Notavo, tra raccapriccio e inquietudine, la periodicità con cui si ripetono certe notizie: uccisione del sanguinario capo talebano, colpito per l’ennesima volta, fino a non crederci neanche più. E, soprattutto, la fuoriuscita del paese dal tunnel della crisi: immagine che rievoca l’epilogo dello sforzo sovraumano di faticose peristalsi. Per non parlare delle mirabolanti crescite del Pil da zero virgola zero qualcosa, spacciate per mirabolanti effetti di terapie favolose da pillole del piacere, nelle liturgie dello slurp quotidiano.

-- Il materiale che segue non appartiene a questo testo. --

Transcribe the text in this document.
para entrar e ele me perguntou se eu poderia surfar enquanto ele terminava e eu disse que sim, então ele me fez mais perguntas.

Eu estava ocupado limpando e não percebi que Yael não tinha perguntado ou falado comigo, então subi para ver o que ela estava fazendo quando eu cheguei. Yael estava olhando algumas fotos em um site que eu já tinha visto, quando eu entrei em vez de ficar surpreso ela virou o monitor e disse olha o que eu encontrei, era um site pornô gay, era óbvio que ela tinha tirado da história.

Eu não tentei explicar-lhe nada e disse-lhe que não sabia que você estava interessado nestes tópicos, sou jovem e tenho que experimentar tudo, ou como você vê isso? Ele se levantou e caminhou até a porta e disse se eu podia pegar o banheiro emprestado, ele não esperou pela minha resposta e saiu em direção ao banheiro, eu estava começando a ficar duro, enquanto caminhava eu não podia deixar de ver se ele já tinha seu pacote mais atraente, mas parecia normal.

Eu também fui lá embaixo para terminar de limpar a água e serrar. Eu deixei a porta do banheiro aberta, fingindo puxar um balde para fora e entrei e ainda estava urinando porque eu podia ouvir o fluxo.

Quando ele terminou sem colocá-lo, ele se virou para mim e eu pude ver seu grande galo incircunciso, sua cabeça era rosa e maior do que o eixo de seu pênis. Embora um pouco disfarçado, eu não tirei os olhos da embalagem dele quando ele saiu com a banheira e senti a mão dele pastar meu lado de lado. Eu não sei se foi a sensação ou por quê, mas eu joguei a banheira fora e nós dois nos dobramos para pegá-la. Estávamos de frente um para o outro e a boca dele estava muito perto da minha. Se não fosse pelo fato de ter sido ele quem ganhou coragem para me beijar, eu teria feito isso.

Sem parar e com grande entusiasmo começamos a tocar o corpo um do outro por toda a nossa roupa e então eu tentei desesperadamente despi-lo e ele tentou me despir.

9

Osservavo, altresì, il significativo silenzio sotto cui viene fatto passare il dramma del crescente divario tra Sud e Centro-Nord d’Italia. Quei dati Svimez sono la vera inascoltata Cassandra per gli sciagurati manovratori, che si muovono grigi, impacciati e allucinati, tra truppe di mostri da videogames. Tra mezze verità e obnubilate realtà. Praticamente, cantori delle mezze messe.
Invece, bisognerebbe partire proprio da lì per diagnosticare il fallimento delle terapie seguite finora. Cito testualmente dalle prime anticipazioni del Rapporto Svimez 2015, pubblicate ieri:
“Per il settimo anno consecutivo Pil del Mezzogiorno ancora negativo, Divario di Pil pro capite tra Centro-Nord e Sud nel 2014 ai livelli del Duemila, Pil 2014 a -1,7% in Abruzzo, + 0,8% nel Friuli Venezia Giulia. Nel 2014 quasi il 62% dei meridionali ha guadagnato meno di 12mila euro annui”.
Un’enorme fetta del Paese si arrabatta con un piede – o tutti e due – nel mondo della povertà e ci raccontiamo altre storie nei media.
“Negli anni di crisi 2008-2014 il Sud ha perso -13%, circa il doppio del pur importante -7,4% del Centro-Nord. Il divario di Pil pro capite tra Centro-Nord e Sud nel 2014 ha toccato il punto più basso degli ultimi 15 anni, tornando, con il 53,7%, ai livelli del 2000”.
“Dal 2008 al 2014, […]le perdite più pesanti sono al Sud, con profonde difficoltà in Puglia (-12,6%), Sicilia (-13,7%), Campania (-14,4%). Situazione ancora più negativa in Basilicata (-16,3%) e Molise (-22,8%)”.
Quindi, “nel periodo 2001-2014 il Sud molto peggio della Grecia. […] Negativa la Grecia, con -1,7%, ma mai quanto il Sud, che, con -9,4% tira giù al ribasso il dato nazionale (-1,1%), contro il +1,5% del Centro-Nord”.
Sul lungo periodo, la crescita del divario Nord-Sud dovrebbe molto imbarazzare coloro che invece si arrogano il diritto di andare a fare lezioncine ai fratelli greci. In termini di Pil per abitante, “Il divario tra la regione più ricca, il Trentino Alto Adige, e la più povera, la Calabria, è stato nel 2014 pari a quasi 22mila euro”. Crescita minore che in Grecia, anche a livello nazionale, e occupazione tornata ai livelli del 1977. “Il numero degli occupati nel Mezzogiorno torna così a 5,8 milioni, sotto la soglia psicologica dei 6 milioni; il livello più basso almeno dal 1977, anno da cui sono disponibili le serie storiche dell’Istat”. Dato sconfortante ancor più se si pensa che al Sud, sempre al Sud, lavora una donna su cinque.
“In dieci anni, dal 2001 al 2014 sono migrate dal Mezzogiorno verso il Centro-Nord oltre 1 milione 667mila persone, rientrate 923mila, con un saldo migratorio netto di 744mila persone, di cui 526mila under 34 e 205mila laureati”. Anche per quest’ultimo motivo è del tutto immotivato continuare a colpire le Università meridionali con tagli sui fondi, sui turn-over dei professori e persino certi emendamenti finalizzati a discriminare gli atenei, poi debitamente cancellati dalla storia. O, almeno, si spera.
Cito da Il Sole 24 Ore: “Le università ad aver subito maggiormente i tagli (basati sui canoni di “finanziamento competitivo” e “costi standard”) sono quelle meridionali, che hanno avuto una riduzione dei finanziamenti del 18,8% contro il -13,1% delle università del Centro Italia e il -7,1% di quelle del Nord”. Se continuano così i barconi nel Mediterraneo cambieranno direzione. Ma non sarà una strategia geniale? Un disegno talmente arguto dei nostri politici cultori dei divari, che proprio non riusciamo a capire?